I survived my first Lab Exam. I think I did ok. I bought myself a pink glittery barrette and decided to imbue it with mystical testing taking skills, so I wore it today. Hopefully, all the imbuing did it's job and I did well!
I also survived my first experience with the cadavers today. We're learning the muscles, so there were two skinned bodies for us to study. One for the posterior side (the back of your body) and one for the anterior side (the front side of your body). Them being skinned helped me a little, as I didn't actually see the person's face, just the muscles underneath. So far my favorite muscle has to be the buccinator...it's the muscle that controls the ability for a trumpet player to play his trumpet. Eventually, I'll need to be able to name the major muscles, where they originate, where they attach on the body and their "job"....I'm pretty sure I'm going to either kick some muscle ass or have a muscle-induced nervous breakdown!

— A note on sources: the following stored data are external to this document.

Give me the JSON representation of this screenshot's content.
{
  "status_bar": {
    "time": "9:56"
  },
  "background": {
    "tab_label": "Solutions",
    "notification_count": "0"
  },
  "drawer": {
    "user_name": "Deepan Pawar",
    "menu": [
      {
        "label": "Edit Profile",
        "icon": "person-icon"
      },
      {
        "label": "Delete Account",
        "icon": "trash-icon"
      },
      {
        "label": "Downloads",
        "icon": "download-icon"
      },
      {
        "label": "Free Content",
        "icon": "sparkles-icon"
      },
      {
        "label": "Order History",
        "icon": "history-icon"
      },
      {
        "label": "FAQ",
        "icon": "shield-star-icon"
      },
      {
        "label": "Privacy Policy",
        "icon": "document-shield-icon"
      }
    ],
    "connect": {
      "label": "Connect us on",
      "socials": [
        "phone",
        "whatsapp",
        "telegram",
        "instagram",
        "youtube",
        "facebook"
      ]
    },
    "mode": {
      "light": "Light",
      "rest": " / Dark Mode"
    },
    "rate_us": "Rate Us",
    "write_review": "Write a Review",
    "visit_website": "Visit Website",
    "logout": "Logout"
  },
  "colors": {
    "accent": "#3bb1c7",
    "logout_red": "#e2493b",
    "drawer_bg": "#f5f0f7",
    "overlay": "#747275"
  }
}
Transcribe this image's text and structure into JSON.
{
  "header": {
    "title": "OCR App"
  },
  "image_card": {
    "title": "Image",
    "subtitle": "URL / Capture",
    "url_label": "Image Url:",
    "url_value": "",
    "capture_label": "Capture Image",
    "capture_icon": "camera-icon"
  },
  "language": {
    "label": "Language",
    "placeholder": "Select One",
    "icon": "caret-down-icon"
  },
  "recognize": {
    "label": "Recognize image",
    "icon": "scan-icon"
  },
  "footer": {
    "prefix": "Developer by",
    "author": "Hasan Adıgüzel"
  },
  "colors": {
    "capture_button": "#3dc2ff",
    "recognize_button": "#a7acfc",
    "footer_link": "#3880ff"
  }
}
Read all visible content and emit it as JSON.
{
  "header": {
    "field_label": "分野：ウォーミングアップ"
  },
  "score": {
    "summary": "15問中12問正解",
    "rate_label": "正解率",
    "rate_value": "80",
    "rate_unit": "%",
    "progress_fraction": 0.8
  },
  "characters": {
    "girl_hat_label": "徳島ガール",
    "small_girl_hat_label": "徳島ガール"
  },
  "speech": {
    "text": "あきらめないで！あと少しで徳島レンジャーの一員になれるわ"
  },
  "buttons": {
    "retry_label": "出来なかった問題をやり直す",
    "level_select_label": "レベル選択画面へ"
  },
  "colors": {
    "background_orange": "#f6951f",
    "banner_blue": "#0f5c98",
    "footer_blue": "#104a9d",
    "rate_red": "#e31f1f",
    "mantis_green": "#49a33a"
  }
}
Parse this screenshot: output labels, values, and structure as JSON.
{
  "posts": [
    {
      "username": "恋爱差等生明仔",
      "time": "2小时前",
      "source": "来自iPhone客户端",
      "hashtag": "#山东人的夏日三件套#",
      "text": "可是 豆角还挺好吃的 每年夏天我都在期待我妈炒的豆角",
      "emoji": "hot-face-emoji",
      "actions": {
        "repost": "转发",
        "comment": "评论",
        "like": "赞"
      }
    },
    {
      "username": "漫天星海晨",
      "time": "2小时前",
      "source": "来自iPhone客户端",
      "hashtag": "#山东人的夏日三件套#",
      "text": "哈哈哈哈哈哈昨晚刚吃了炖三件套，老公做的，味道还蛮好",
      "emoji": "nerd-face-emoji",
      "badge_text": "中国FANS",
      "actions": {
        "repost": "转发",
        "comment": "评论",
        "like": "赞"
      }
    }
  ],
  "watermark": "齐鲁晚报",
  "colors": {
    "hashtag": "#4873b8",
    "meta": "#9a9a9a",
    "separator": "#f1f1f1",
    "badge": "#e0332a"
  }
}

After attending the funeral of our House Manager (she was diagnosed with Stage 4 pancreatic cancer in February) yesterday, I have decided that I am ANTI-funerals. They just seem so cruel and unnecessary. I realize the whole purpose is to provide closure for those left behind, but I fail to see the appeal in making the children, who have just lost their mother, and the husband, who has just lost the love of his life, get up and talk about how great she was. Everybody who knew her knew she was a great woman! Besides, I'm too empathetic....as soon as I see someone crying, I'm gone and I don't particularly like making the ugly cry face in a room full of partial strangers.
I shouldn't like Tori Spelling & Dean McDermott as much as I do. I feel partially guilty about it. I mean, they're just so cute together and you see them and see how in love they are with each other and how "perfect" they seem to fit together....and then you remember that they were both married when they met and that they cheated on their respective spouses to be together....but that doesn't seem to matter because they're just so damn cute together. See. Guilt.
2 comments:
I happen to love Tori and Dean as well. Watching their show makes me laugh because they really do "work well" together. Don't feel guilty. It's not like you're saying you like S Club 7 or anything.
When I was in LA, I was at Bed, Bath and Beyond. I looked at this kissing couple in front of me and thought, "Is something wrong with that girls face?" Then I thought, "I think I know her." and then I realized it was a knocked up Tori Spelling with Dean McDermot in tow. My next thought, was the same thought I had every time I ran into a celebrity, "Oh man... Why aren't you Brad Pitt!"